One conclusion I draw from these figures is that the rise of Stand Your Ground laws beginning with Florida in 2005 cannot account for the recent rise in the number of private citizen justifiable homicides, because the most recent upward trend began in 2000.
Similarly, the wave of shall-issue concealed carry laws that swept over the country beginning in Florida in 1987 cannot account for the post-2000 rise in private citizen justifiable homicides, unless it can also explain the precipitous decline in private citizen justifiable homicides between 1994 and 2000.
Indeed, neither concealed carry nor Stand Your Ground laws can be causally explanatory factors for private citizen justifiable homicides unless those same laws can also explain the rise (and fall) of police justifiable homicides, which vary almost directly with private citizen justifiable homicides. Whatever is “causing” the rise and fall of one is likely to be the source of the other.
A more fruitful line of investigation, therefore, would focus not on laws that apply only to private citizens, but on factors that can explain both police and private citizen justifiable homicides. Explaining one requires explaining the other.

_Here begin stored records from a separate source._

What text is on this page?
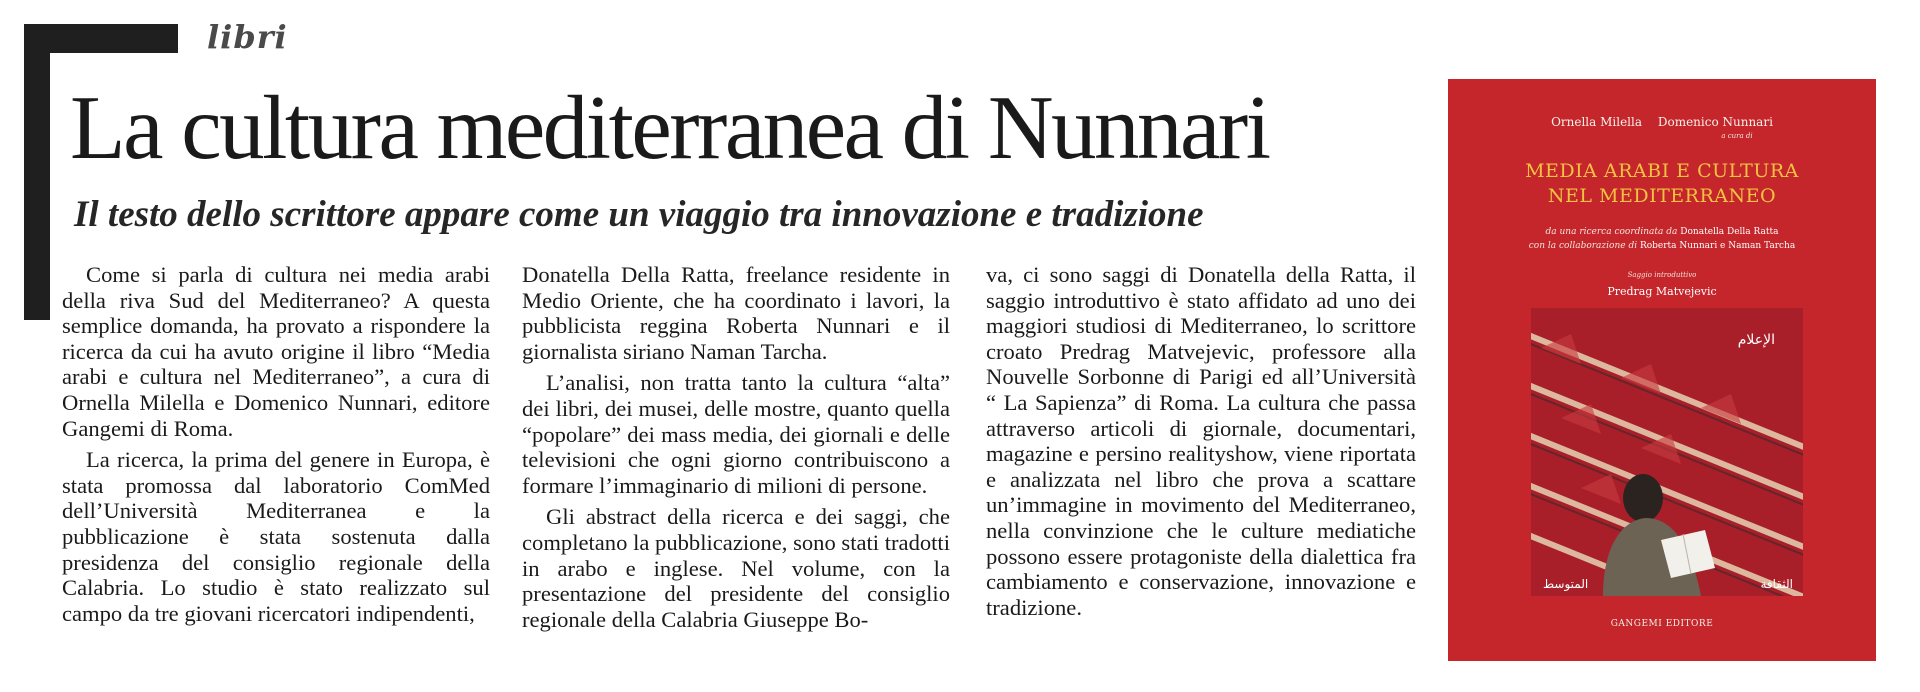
libri
La cultura mediterranea di Nunnari
Il testo dello scrittore appare come un viaggio tra innovazione e tradizione

Come si parla di cultura nei media arabi della riva Sud del Mediterraneo? A questa semplice domanda, ha provato a rispondere la ricerca da cui ha avuto origine il libro “Media arabi e cultura nel Mediterraneo”, a cura di Ornella Milella e Domenico Nunnari, editore Gangemi di Roma.

La ricerca, la prima del genere in Europa, è stata promossa dal laboratorio ComMed dell’Università Mediterranea e la pubblicazione è stata sostenuta dalla presidenza del consiglio regionale della Calabria. Lo studio è stato realizzato sul campo da tre giovani ricercatori indipendenti,

Donatella Della Ratta, freelance residente in Medio Oriente, che ha coordinato i lavori, la pubblicista reggina Roberta Nunnari e il giornalista siriano Naman Tarcha.

L’analisi, non tratta tanto la cultura “alta” dei libri, dei musei, delle mostre, quanto quella “popolare” dei mass media, dei giornali e delle televisioni che ogni giorno contribuiscono a formare l’immaginario di milioni di persone.

Gli abstract della ricerca e dei saggi, che completano la pubblicazione, sono stati tradotti in arabo e inglese. Nel volume, con la presentazione del presidente del consiglio regionale della Calabria Giuseppe Bo-

va, ci sono saggi di Donatella della Ratta, il saggio introduttivo è stato affidato ad uno dei maggiori studiosi di Mediterraneo, lo scrittore croato Predrag Matvejevic, professore alla Nouvelle Sorbonne di Parigi ed all’Università “ La Sapienza” di Roma. La cultura che passa attraverso articoli di giornale, documentari, magazine e persino realityshow, viene riportata e analizzata nel libro che prova a scattare un’immagine in movimento del Mediterraneo, nella convinzione che le culture mediatiche possono essere protagoniste della dialettica fra cambiamento e conservazione, innovazione e tradizione.

Ornella Milella Domenico Nunnari
a cura di
MEDIA ARABI E CULTURA
NEL MEDITERRANEO
da una ricerca coordinata da Donatella Della Ratta
con la collaborazione di Roberta Nunnari e Naman Tarcha
Saggio introduttivo
Predrag Matvejevic
الإعلام
المتوسط	الثقافة
GANGEMI EDITORE
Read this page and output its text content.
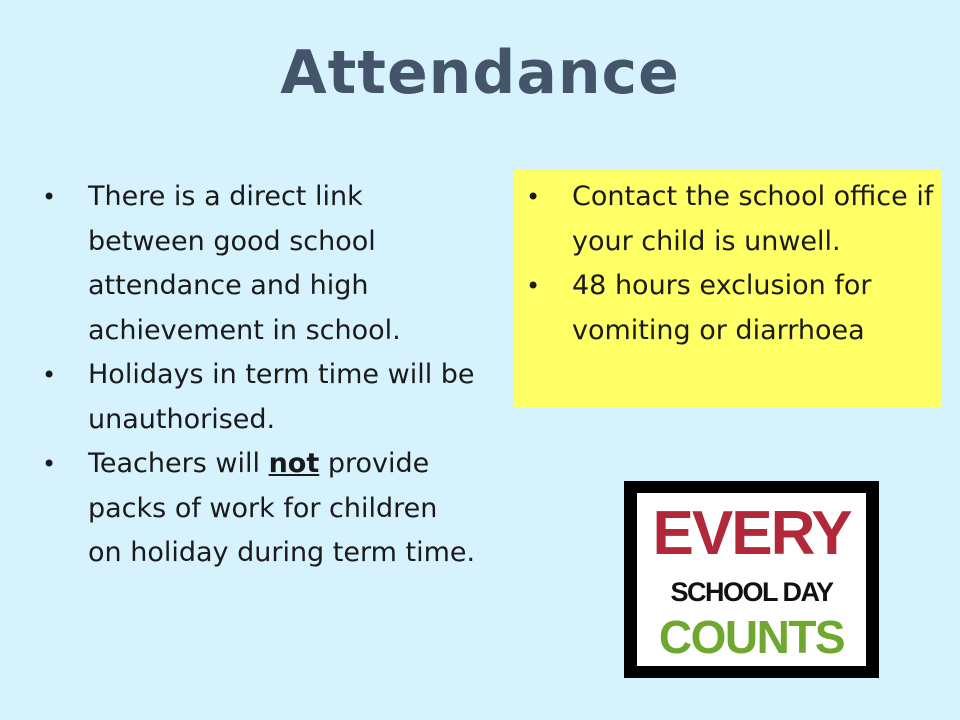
Attendance
• There is a direct link between good school attendance and high achievement in school.
• Holidays in term time will be unauthorised.
• Teachers will not provide packs of work for children on holiday during term time.
• Contact the school office if your child is unwell.
• 48 hours exclusion for vomiting or diarrhoea
EVERY
SCHOOL DAY
COUNTS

(NOTE: Many have raised the concern that FBI UCR numbers dramatically underreport the number of police justifiable homicides. See the Wall Street Journal here and here, Fatal Encounters, Gun Violence Archive, Deadspin, and others. Although this is a valid concern, my argument here has to do with the trends not the absolute numbers. Assuming that the underreporting of police justifiable homicides is relatively stable over time – a safe assumption in my view – the basic argument of this blog post is unchanged.)